I’ll bet the first thing that springs to mind when I mention that name Nielsen is TV ratings. (Just wait for it, you’ll see how Kentucky fits in, I promise.) I would also be willing to bet that the majority of readers are unaware of the fact that Nielsen has been measuring radio audiences all over the planet for better than 60 years, just not here in the United States.
That’s all about to change. Those of you keeping an eye on the industry news last November might recall the announcement that the iconic ratings company was taking the plunge into the American radio market. A market, I might add, that Arbitron has held undisputed dominance of for decades.
We are now one step closer to the program going live; Nielsen’s pilot study and trial went on earlier this month. Between December 4 – 10, Lexington, KY, ran the trial in preparation for the March – April 2009 survey. Public release of the findings is expected sometime in February.
Address-based sampling will be the methodology used.
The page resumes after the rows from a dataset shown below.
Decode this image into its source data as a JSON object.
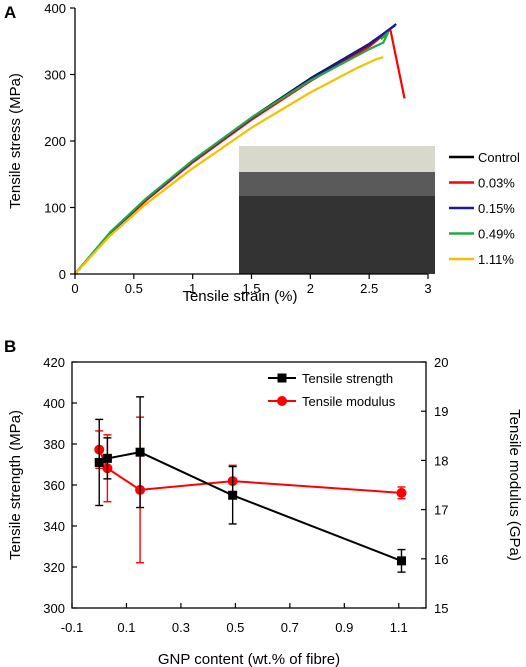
{
  "chart_data": [
    {
      "panel": "A",
      "type": "line",
      "xlabel": "Tensile strain (%)",
      "ylabel": "Tensile stress (MPa)",
      "xlim": [
        0,
        3
      ],
      "ylim": [
        0,
        400
      ],
      "xticks": [
        "0",
        "0.5",
        "1",
        "1.5",
        "2",
        "2.5",
        "3"
      ],
      "yticks": [
        "0",
        "100",
        "200",
        "300",
        "400"
      ],
      "legend_position": "right",
      "inset_image": "photo of woven carbon fibre composite specimen",
      "series": [
        {
          "name": "Control",
          "color": "#000000",
          "points": [
            [
              0,
              0
            ],
            [
              0.3,
              62
            ],
            [
              0.6,
              112
            ],
            [
              1.0,
              170
            ],
            [
              1.5,
              235
            ],
            [
              2.0,
              294
            ],
            [
              2.5,
              346
            ],
            [
              2.72,
              374
            ]
          ]
        },
        {
          "name": "0.03%",
          "color": "#ff0000",
          "points": [
            [
              0,
              0
            ],
            [
              0.3,
              61
            ],
            [
              0.6,
              110
            ],
            [
              1.0,
              168
            ],
            [
              1.5,
              232
            ],
            [
              2.0,
              290
            ],
            [
              2.5,
              342
            ],
            [
              2.68,
              368
            ],
            [
              2.8,
              264
            ]
          ]
        },
        {
          "name": "0.15%",
          "color": "#1a1aa0",
          "points": [
            [
              0,
              0
            ],
            [
              0.3,
              62
            ],
            [
              0.6,
              112
            ],
            [
              1.0,
              170
            ],
            [
              1.5,
              234
            ],
            [
              2.0,
              293
            ],
            [
              2.5,
              345
            ],
            [
              2.73,
              376
            ]
          ]
        },
        {
          "name": "0.49%",
          "color": "#22a84a",
          "points": [
            [
              0,
              0
            ],
            [
              0.3,
              63
            ],
            [
              0.6,
              113
            ],
            [
              1.0,
              171
            ],
            [
              1.5,
              235
            ],
            [
              2.0,
              291
            ],
            [
              2.5,
              338
            ],
            [
              2.62,
              348
            ],
            [
              2.66,
              363
            ],
            [
              2.6,
              353
            ]
          ]
        },
        {
          "name": "1.11%",
          "color": "#f5c000",
          "points": [
            [
              0,
              0
            ],
            [
              0.3,
              58
            ],
            [
              0.6,
              105
            ],
            [
              1.0,
              159
            ],
            [
              1.5,
              220
            ],
            [
              2.0,
              273
            ],
            [
              2.4,
              310
            ],
            [
              2.5,
              318
            ],
            [
              2.56,
              323
            ],
            [
              2.62,
              326
            ]
          ]
        }
      ]
    },
    {
      "panel": "B",
      "type": "line",
      "xlabel": "GNP content (wt.% of fibre)",
      "ylabel": "Tensile strength (MPa)",
      "ylabel_right": "Tensile modulus (GPa)",
      "xlim": [
        -0.1,
        1.2
      ],
      "ylim": [
        300,
        420
      ],
      "ylim_right": [
        15,
        20
      ],
      "xticks": [
        "-0.1",
        "0.1",
        "0.3",
        "0.5",
        "0.7",
        "0.9",
        "1.1"
      ],
      "yticks": [
        "300",
        "320",
        "340",
        "360",
        "380",
        "400",
        "420"
      ],
      "yticks_right": [
        "15",
        "16",
        "17",
        "18",
        "19",
        "20"
      ],
      "legend_position": "top-right",
      "x": [
        0,
        0.03,
        0.15,
        0.49,
        1.11
      ],
      "series": [
        {
          "name": "Tensile strength",
          "axis": "left",
          "color": "#000000",
          "marker": "square",
          "values": [
            371,
            373,
            376,
            355,
            323
          ],
          "error": [
            21,
            10,
            27,
            14,
            5.5
          ]
        },
        {
          "name": "Tensile modulus",
          "axis": "right",
          "color": "#ff0000",
          "marker": "circle",
          "values": [
            18.22,
            17.84,
            17.4,
            17.58,
            17.34
          ],
          "error": [
            0.38,
            0.68,
            1.48,
            0.32,
            0.12
          ]
        }
      ]
    }
  ]
}
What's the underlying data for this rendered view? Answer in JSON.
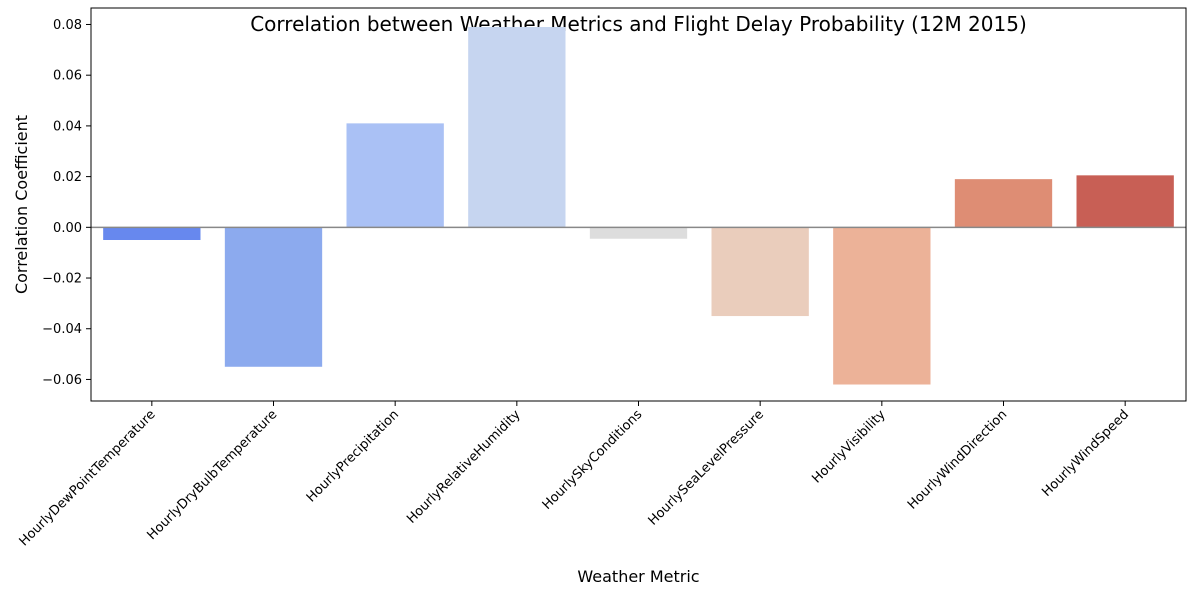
{
  "chart_data": {
    "type": "bar",
    "title": "Correlation between Weather Metrics and Flight Delay Probability (12M 2015)",
    "xlabel": "Weather Metric",
    "ylabel": "Correlation Coefficient",
    "categories": [
      "HourlyDewPointTemperature",
      "HourlyDryBulbTemperature",
      "HourlyPrecipitation",
      "HourlyRelativeHumidity",
      "HourlySkyConditions",
      "HourlySeaLevelPressure",
      "HourlyVisibility",
      "HourlyWindDirection",
      "HourlyWindSpeed"
    ],
    "values": [
      -0.005,
      -0.055,
      0.041,
      0.079,
      -0.0045,
      -0.035,
      -0.062,
      0.019,
      0.0205
    ],
    "colors": [
      "#6788ee",
      "#8caaee",
      "#aac1f5",
      "#c6d5f0",
      "#dddddd",
      "#eacdbc",
      "#ecb298",
      "#de8d74",
      "#c85f55"
    ],
    "ylim": [
      -0.0685,
      0.0865
    ],
    "yticks": [
      -0.06,
      -0.04,
      -0.02,
      0.0,
      0.02,
      0.04,
      0.06,
      0.08
    ],
    "ytick_labels": [
      "−0.06",
      "−0.04",
      "−0.02",
      "0.00",
      "0.02",
      "0.04",
      "0.06",
      "0.08"
    ],
    "zero_line": true,
    "grid": false,
    "legend": "none"
  }
}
Like their TV ratings system, participants will keep a diary of their listening habits from which the survey results will be drawn.
Paul Heine of Mediaweek (a publication that has Nielsen as its parent company) gives us some perspective:
[…] Nielsen plans to employ larger sample sizes than Arbitron offers in comparably sized markets, which Nielsen Media Research managing director for North America Lorraine Hadfield says will reduce ratings “bounce,” a primary concern voiced by Cumulus and Clear Channel, who have inked deals for the service. For example, Nielsen ratings for Columbia, Mo., with a market population of 127,500, will be based on a sample size of 1,200 diaries, while Macon, Ga., (population: 280,700) will get 2,200 diaries.
It will be very interesting when the results of the March – April sweep are finished.